Wednesday, December 7, 2011

Love and Neti Pots

For the past four days, I've been sick. I'm talking sore throat, fever and sinus pressure that is so bad that when I lean forward, I feel like my head is so heavy it is going to be torn from my shoulders. And everybody knows that I am not a pleasure to deal with when I'm sick (think poking a rattlesnake with a stick and you might see what my family has to endure). After the sinus pressure got so bad that I could literally feel the snot moving through my head, I figured it was time to resort to drastic measures.

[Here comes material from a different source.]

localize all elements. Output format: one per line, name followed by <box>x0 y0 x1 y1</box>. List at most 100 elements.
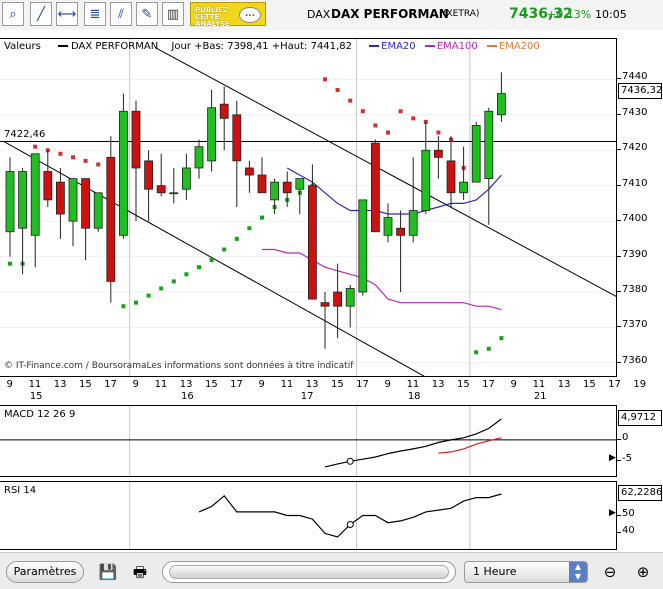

I am a sample junky and a while back I requested a free Neti Pot sample. For those of you that are not familiar, it's the little plastic pot that you fill with warm salt water and use to cleanse your sinuses (by cleanse, I mean jam up your nose, tilt your head and let gravity do it's thing). I didn't actually want to use the stupid thing, I just wanted to feel the rush that I get from getting something for free. Well, my magical little Neti Pot has been sitting on a shelf since I got it because I am deathly afraid of sticking anything up my nose due to a traumatic incident with a piece of corn during my childhood. That and I watched an episode of Cougar Town that involved Bobby Cobb and a Neti Pot. Not something I wanted to experience.

Last night after the decongestants and Thera-Flu stopped working, I decided to give the little snot pot a shot. I pulled it off the shelf, blew off the dust and stared at it with all kinds of second thoughts running through my head. So I did the only thing I could think of to get me through this.

"Honey..."

Yes, I called for my husband to come and hold my hand. Or my hair since this could get messy. He sidled into the bathroom and gave me "the look" that he reserves for me when I'm talking about my Sims like they are people.

"The Neti Pot? I thought you were afraid that you would drown if you used that thing." He's so sensitive to my phobias.

I explained that I thought this was a life or death situation so I would take my chances on drowning instead of suffocating from all of the mucus that was overtaking my ability to breathe. He raised his eyebrow and asked what I needed him to do.

"Just perform CPR if I need it."

"Eww, not if you have snot water dripping out of your nose."

But as I was standing there with a tea pot stuck up one nostril and water running out the other one, I couldn't help but think about how much this man loves me. It has got to be love if he actually stood there and watched me do something like this without faking a stomachache or a really bad gout flare up. I would have swooned if I wasn't worried that I would choke.

This man puts up with a lot from me. He never (okay, rarely) complains when I watch Parking Wars for hours on end or decide to take up an entire drawer in our tiny kitchen because I want to start recycling Capri Sun pouches (which also get very sticky after sitting in said drawer for a month when I forget about them). He deals with my tendency to forget to do things that he asks me to do (like laundry and cleaning the toilet) and he rubs my feet after I've had a hard day of forgetting to do this stuff. He's great but he knows how to return the favor in the form of coffee cans, jars and other unnecessary items that he hoards and believes he will have a use for someday.

Oh, and flatulence.

As the Neti Pot ran empty, I realized that my heart is full of love for this man that has figured out how to deal with me. Most of the time that involves having all the tact of a sledgehammer, the tenacity of a wolverine and lots (and lots) of sarcasm. Wrap that up in a package that ain't too hard on the eyes and you have my husband. Be still my heart.

It made me thankful as we headed to bed that I had this man in my life. I guess you know it's love when he doesn't bat an eye at you as you cover your pillow with a towel to catch the mucus that is still draining from your nose an hour after you cleansed your sinuses. I snuggled up to him, careful not to drip, and gave him a kiss goodnight. And then he repaid me.

"Sorry," he said, "I hope that doesn't stink."